Tuesday, January 13, 2026

Fokus Swasembada Pangan

Rekomendasi
- Advertisement -

Kedua orang tuanya tak ada yang menjadi petani. Namun, Anita Safitri sendiri yang tergerak untuk terjun bertani.

Dengan bermodalkan tanah bengkok dengan luas tanah sekitar 2 hektare (ha), ia mantap menjadi petani padi. Harap mafhum, selain petani padi, ia juga seorang sekretaris desa di Desa Kadilangu, Kecamatan Baki, Kabupaten Sukoharjo, Provinsi Jawa Tengah.

Ia juga menanam padi di lahan pribadi seluas kurang lebih 1 ha. Saat ini ia mempekerjakan 4 orang untuk menggarap sawah.

“Saya tidak sering ikut terjun menanam. Saya sebagai manajer ikut memasarkan, memberi modal, dan mengatur modalnya akan diputar seperti apa,” kata Anita.

Saat ini varietas yang ia tanam seluruhnya padi Inpari 32. Selama bertani Anita memperoleh hasil cukup menjanjikan.

Dari lahan seluas itu mampu memanen rata-rata 6 ton gabah per ha. Harga jual rata-rata Rp6.500 per kg sehingga ia mampu meraup omzet sekitar Rp39 juta per ha.

Dengan penghasilan sebanyak itu, ia menyebut bahwa menjadi petani tidak merugikan. “Justru setiap empat bulan sekali saya bisa mendapat penghasilan dari menjual hasil panen,” kata perempuan berusia 29 tahun itu.

Ia hanya salah satu contoh petani padi. Pada 2026, pemerintah memastikan jumlah petani padi akan semakin bertambah.

Pasalnya, Kementerian Pertanian (Kementan) menganggarkan sebesar Rp10,07 triliun untuk merealisasikan tambahan target cetak sawah dari 225.000 ha menjadi 275.000 ha. Dengan adanya penambahan luas areal tanam itu, maka akan ada tambahan bantuan benih dari semula untuk 300.000 hektare menjadi untuk 1 juta hektare.

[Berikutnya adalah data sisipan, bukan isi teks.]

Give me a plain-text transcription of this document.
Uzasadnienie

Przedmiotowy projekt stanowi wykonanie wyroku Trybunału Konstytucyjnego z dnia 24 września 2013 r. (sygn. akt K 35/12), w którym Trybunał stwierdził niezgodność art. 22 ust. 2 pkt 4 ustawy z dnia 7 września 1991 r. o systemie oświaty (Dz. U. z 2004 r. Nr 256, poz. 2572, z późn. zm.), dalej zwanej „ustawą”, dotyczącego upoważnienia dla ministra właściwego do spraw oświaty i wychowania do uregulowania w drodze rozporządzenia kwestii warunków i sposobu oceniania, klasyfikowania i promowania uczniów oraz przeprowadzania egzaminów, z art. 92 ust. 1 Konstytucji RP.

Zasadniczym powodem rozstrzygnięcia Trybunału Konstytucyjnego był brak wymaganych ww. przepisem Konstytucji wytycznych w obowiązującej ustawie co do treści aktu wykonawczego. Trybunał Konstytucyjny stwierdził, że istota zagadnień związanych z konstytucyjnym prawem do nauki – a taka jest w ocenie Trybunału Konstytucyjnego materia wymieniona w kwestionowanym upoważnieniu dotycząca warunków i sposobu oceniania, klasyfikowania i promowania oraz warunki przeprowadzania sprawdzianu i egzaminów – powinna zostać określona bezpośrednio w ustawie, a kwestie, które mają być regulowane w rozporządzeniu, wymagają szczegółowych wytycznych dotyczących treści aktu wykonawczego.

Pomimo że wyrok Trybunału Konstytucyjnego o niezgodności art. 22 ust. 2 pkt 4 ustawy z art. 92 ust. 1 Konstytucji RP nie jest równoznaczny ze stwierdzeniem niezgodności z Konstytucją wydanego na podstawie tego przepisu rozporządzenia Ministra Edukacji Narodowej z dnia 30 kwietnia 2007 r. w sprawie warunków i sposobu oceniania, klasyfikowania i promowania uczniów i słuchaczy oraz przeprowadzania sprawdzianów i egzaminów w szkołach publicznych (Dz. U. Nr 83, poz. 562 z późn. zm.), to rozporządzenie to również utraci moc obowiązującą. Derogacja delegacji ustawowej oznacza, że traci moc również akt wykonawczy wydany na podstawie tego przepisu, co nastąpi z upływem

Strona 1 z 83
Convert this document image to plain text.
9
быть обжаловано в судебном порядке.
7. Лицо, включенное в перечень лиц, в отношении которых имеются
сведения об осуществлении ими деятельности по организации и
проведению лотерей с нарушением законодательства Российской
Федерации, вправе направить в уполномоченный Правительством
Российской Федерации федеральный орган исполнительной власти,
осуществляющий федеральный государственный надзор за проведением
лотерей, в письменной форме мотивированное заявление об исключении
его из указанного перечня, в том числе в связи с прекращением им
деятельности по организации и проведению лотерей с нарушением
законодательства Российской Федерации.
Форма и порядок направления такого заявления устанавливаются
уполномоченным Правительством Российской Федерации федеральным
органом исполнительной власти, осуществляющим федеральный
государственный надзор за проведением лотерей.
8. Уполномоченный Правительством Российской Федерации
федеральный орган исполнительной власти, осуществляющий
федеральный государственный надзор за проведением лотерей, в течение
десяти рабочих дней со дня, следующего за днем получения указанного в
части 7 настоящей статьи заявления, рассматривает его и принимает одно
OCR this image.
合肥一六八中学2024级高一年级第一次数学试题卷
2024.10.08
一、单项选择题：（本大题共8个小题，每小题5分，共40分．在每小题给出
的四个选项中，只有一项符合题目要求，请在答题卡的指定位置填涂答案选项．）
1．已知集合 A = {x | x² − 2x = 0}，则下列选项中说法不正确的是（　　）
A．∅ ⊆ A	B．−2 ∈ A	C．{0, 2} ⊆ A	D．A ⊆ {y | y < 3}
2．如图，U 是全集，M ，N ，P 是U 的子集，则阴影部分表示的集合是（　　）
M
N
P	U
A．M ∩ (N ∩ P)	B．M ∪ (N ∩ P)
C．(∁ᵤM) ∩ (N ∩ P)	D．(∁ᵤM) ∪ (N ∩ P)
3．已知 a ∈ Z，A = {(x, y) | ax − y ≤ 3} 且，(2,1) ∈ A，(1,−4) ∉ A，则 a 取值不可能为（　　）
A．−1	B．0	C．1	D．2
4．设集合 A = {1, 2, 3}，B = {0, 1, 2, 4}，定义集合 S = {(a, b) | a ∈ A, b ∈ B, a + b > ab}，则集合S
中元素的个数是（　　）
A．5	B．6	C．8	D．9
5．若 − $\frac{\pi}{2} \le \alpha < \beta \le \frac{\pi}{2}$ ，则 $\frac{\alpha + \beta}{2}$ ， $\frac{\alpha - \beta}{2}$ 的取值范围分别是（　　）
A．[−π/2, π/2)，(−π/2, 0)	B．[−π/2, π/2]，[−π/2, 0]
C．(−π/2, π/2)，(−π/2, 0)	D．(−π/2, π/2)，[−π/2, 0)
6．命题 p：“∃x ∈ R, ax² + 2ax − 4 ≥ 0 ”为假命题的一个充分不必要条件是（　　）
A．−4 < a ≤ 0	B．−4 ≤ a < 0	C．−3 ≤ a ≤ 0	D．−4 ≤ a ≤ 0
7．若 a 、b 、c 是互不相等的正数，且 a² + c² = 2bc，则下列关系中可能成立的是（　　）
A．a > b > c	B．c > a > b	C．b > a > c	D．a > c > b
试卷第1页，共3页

Kementan menargetkan penambahan cetak sawah dalam rangka untuk mendukung upaya swasembada pangan. Menurut Kepala Biro Komunikasi dan Layanan Informasi Kementerian Keuangan, Deni Surjantoro, dalam siaran pers Kemenkeu pemerintah mendesain Rancangan Anggaran Pendapatan dan Belanja Negara (RAPBN) tahun anggaran 2026 untuk mewujudkan delapan agenda pembangunan (Asta Cita).

Melalui berbagai kebijakan fiskal menuju Indonesia tangguh, mandiri, dan sejahtera. Dengan mengusung tema “Kedaulatan Pangan, Energi, dan Ekonomi”, strategi kebijakan dalam RAPBN tahun anggaran 2026 ditempuh melalui berbagai bidang prioritas pembangunan.

Prioritas utama adalah bidang ketahanan pangan. Anggaran bidang ketahanan pangan yang direncanakan sebesar Rp164,4 triliun.

Anggaran itu diarahkan untuk mendorong produktivitas pangan melalui ekstensifikasi dan intensifikasi lahan pertanian. Modernisasi sistem pertanian dan penguatan infrastruktur pertanian juga menjadi fokus.

Selain itu, anggaran juga diarahkan untuk menjaga stabilitas harga pangan. Upaya itu dilakukan melalui penguatan lumbung pangan, cadangan pangan, serta penguatan rantai pasok dan distribusi yang efektif.

Meningkatkan kesejahteraan petani juga penting melalui bantuan sarana-prasarana pertanian serta akses permodalan dan perlindungan usaha. Rancangan program prioritas Kementan 2026 mulai dari peningkatan produksi padi.

Mereka menargetkan produksi padi sebesar 60,34 juta ton gabah kering giling atau setara 34,7 juta ton beras pada 2026. Untuk mencapai target itu, cetak sawah dan optimasi lahan adalah salah satu upayanya.

Yang tak kalah penting adalah penyediaan air untuk pertanian, penyiapan benih unggul, alat dan mesin pertanian (alsintan), dan pupuk subsidi. Penyuluhan menjadi prioritas Kementerian Pertanian yakni aneka cabai.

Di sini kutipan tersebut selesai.